The light control of a metal halide lamp is also more precise than that of a luxury mercury lamp because the light emanates from the small arc tube, not the entire outer bulb of the coated lamp.

Pulse start metal halide lamps have several advantages over standard metal halide (probe start) lamps:

• Superior efficiency (110 lumens per watt),
• Longer life, and
• Better light retention.

A disadvantage of the metal halide lamp is its shorter lifespan (7,500 to 20,000 hours) compared to high-pressure mercury and sodium lamps.

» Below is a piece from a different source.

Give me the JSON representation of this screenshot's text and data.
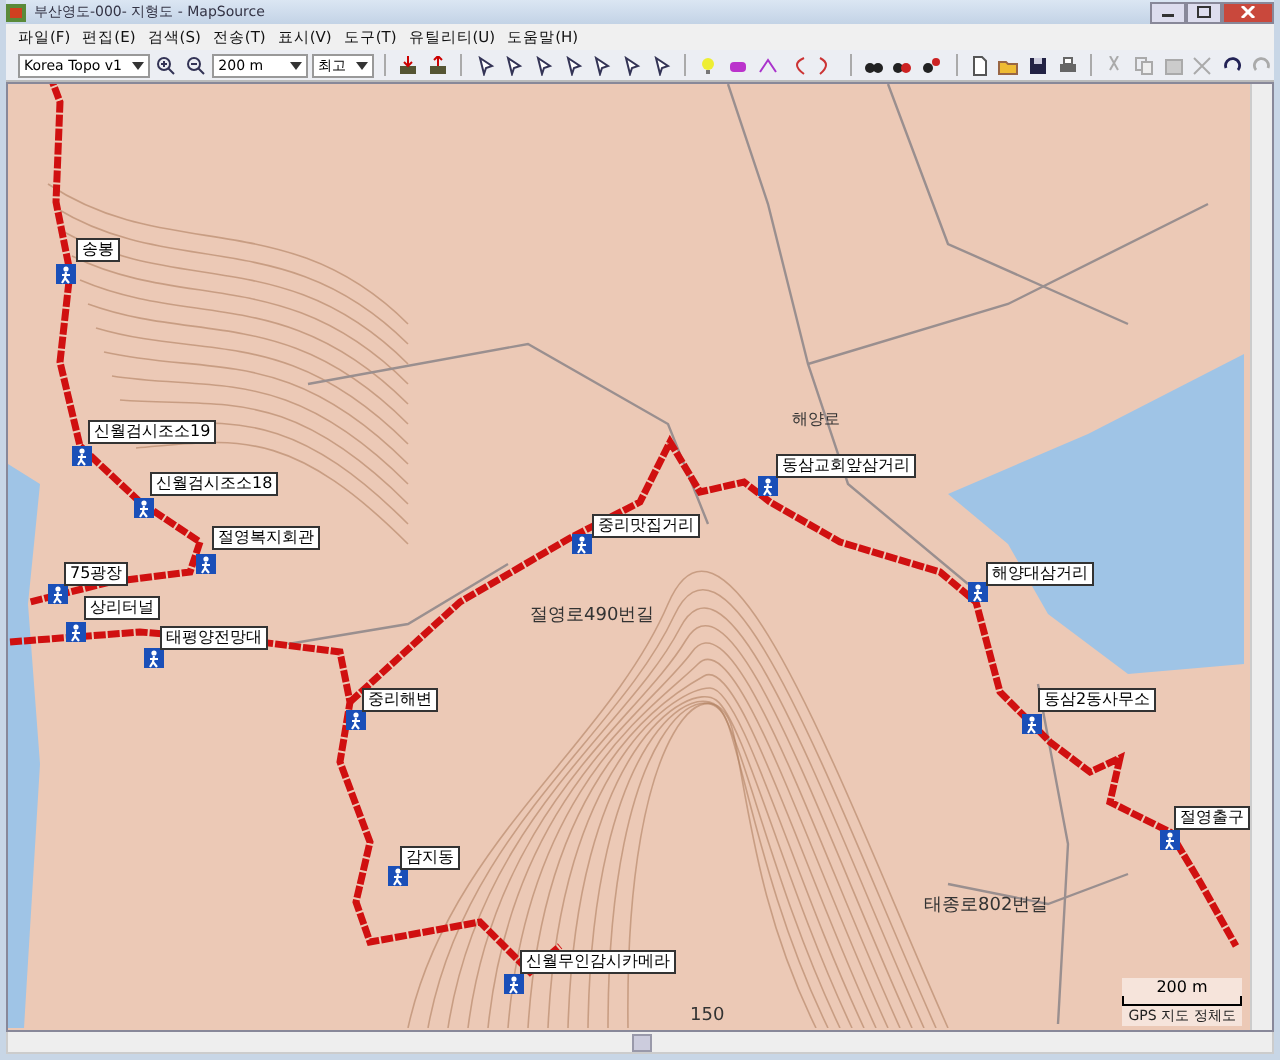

The start-up time of the metal halide lamp is approximately the same as that of mercury lamps. Restarting after the lamp has turned off can take much longer, ranging from 4 to 12 minutes depending on how long it takes for the lamp to cool down.

Low-Pressure Sodium (LPS)

Low-Pressure Sodium offers the highest initial efficiency of any lamp on the market today, ranging from 100 to 180 lumens per watt. However, since all LPS outputs are in the yellow part of the visible spectrum, color rendering is extremely poor and unattractive.

Controlling this source is more difficult than with HID sources due to the large size of the arc tube.

The average lifespan of low-pressure sodium lamps is 18,000 hours. Although LPS maintains luminous flux well throughout life, there is a compensating increase in lamp wattage, which reduces the efficiency of this type of lamp in use.